Recently a close friend forwarded this review to me:
Every Roderick Alleyn Novel (Fiction, Ngaio Marsh, 1934-1982) Roderick Alleyn, the Shakespeare-quoting, handsome, aristocratic Chief Inspector of Scotland Yard, spans the gap between Sayers’ Lord Peter Wimsey and P.D. James’ Adam Dalgleish. Not as inventive (in plot or dialogue) as Sayers, and not as deep (in character and psychology) as James, Marsh still easily beats Christie for human stories, and her puzzles are reliably honest legerdemain, the best kind. The early novels have a Sayers-Wodehouse sort of air, and she never approaches the psychological starkness of late Allingham, but at her best (Surfeit of Lampreys, Scales of Justice, and the near folk-horror of Dead Water, all Recommended) she combines knowing lightness, humanity, and cruelty better than most mystery writers. Many Alleyn novels have a theatrical setting, combining two hothouse genres with general success. –KH
Now, I am well known as a swooning devotee of the traditional whodunit mystery, featuring puzzles and clues and stuff. There are very few practitioners of the art nowadays, although I would be remiss not to cite the inimitable Steve Hockensmith and the always-excellent Aaron and Charlotte Elkins. (Although, come to think of it, I myself have imitated Hockensmith, so maybe he's only mostly inimitable.) I'm always searching for new authors in the classic mold. So nothing would please me more, at least within the confines of the literary universe, than to find that I'd unjustly overlooked Ngaio Marsh.

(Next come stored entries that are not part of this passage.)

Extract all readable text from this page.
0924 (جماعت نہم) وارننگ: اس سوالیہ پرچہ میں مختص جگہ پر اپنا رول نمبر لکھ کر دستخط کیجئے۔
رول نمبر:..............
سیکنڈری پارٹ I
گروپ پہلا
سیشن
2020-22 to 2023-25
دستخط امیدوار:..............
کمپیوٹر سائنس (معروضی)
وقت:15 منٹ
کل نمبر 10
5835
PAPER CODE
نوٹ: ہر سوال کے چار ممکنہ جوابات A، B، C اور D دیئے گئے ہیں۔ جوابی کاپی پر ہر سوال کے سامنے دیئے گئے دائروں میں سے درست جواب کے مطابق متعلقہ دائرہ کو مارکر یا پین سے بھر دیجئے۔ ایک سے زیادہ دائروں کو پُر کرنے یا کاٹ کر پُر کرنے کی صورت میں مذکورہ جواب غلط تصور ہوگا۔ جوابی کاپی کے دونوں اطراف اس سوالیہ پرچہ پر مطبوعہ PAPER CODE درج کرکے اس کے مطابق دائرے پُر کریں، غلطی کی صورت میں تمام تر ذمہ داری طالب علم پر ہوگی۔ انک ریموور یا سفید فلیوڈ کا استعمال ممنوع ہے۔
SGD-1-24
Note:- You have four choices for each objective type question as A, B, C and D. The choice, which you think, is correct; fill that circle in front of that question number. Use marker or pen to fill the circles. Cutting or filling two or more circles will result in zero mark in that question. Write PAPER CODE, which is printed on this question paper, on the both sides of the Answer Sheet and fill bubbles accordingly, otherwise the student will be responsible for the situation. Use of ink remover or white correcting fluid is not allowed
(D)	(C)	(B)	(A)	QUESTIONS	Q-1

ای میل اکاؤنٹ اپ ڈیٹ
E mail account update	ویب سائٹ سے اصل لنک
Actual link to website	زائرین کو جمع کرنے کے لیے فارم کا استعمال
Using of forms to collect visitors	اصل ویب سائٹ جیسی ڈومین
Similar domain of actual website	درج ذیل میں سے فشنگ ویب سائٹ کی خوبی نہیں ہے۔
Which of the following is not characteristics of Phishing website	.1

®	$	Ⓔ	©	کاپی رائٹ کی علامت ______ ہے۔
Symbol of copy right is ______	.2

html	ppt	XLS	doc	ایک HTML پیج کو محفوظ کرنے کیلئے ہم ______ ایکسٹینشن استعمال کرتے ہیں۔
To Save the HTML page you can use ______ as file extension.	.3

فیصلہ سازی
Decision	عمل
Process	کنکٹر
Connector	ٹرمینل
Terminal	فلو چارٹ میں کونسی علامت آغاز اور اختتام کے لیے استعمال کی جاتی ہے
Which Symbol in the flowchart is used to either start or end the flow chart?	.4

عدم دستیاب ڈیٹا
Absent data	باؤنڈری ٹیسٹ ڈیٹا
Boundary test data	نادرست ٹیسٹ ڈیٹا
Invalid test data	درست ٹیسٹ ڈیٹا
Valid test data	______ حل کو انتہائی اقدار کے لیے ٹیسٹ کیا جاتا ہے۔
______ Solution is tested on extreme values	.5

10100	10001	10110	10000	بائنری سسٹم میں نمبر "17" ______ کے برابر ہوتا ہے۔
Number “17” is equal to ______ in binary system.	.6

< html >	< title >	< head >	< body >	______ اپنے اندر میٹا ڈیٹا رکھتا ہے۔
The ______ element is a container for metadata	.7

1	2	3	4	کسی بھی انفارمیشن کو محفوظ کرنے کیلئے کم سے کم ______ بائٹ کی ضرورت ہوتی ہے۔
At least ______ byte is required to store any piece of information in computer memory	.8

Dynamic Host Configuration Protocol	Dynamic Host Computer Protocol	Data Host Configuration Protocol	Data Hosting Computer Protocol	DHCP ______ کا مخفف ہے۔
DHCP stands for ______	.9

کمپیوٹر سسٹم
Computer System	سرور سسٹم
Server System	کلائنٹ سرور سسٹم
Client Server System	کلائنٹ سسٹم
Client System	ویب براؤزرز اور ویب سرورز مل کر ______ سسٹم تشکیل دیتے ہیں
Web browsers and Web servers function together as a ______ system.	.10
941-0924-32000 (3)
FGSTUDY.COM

The thing is, I've never thought much of her. Her writing style is good, but her plotting always struck me as pedestrian at best. On the other hand, my wife likes her, and brought a dozen Marshes to our library. So I resolved to try again. I picked out one of the books I hadn't read, Death in Ecstasy.
Here's what happens:
- A woman is poisoned while attending a peculiar religious service.
- Ordinary police work reveals that she had a serious quarrel with someone, regarding the theft of some bonds which she had given to the sect.
- It's not clear with whom she quarreled, but it's presumed that that's who killed her.
- One of the suspects actually overheard the quarrel, but he won't tell the police who the other party was.
- Except that, a couple chapters later, he does tell them who it was, and that's your murderer.
- The end.
There are a lot of melodramatic trappings, but that's it. That's the mystery.
Ngaio Marsh fans, please tell me: what am I missing?
For Elkins, would you recommend the Gideon books first?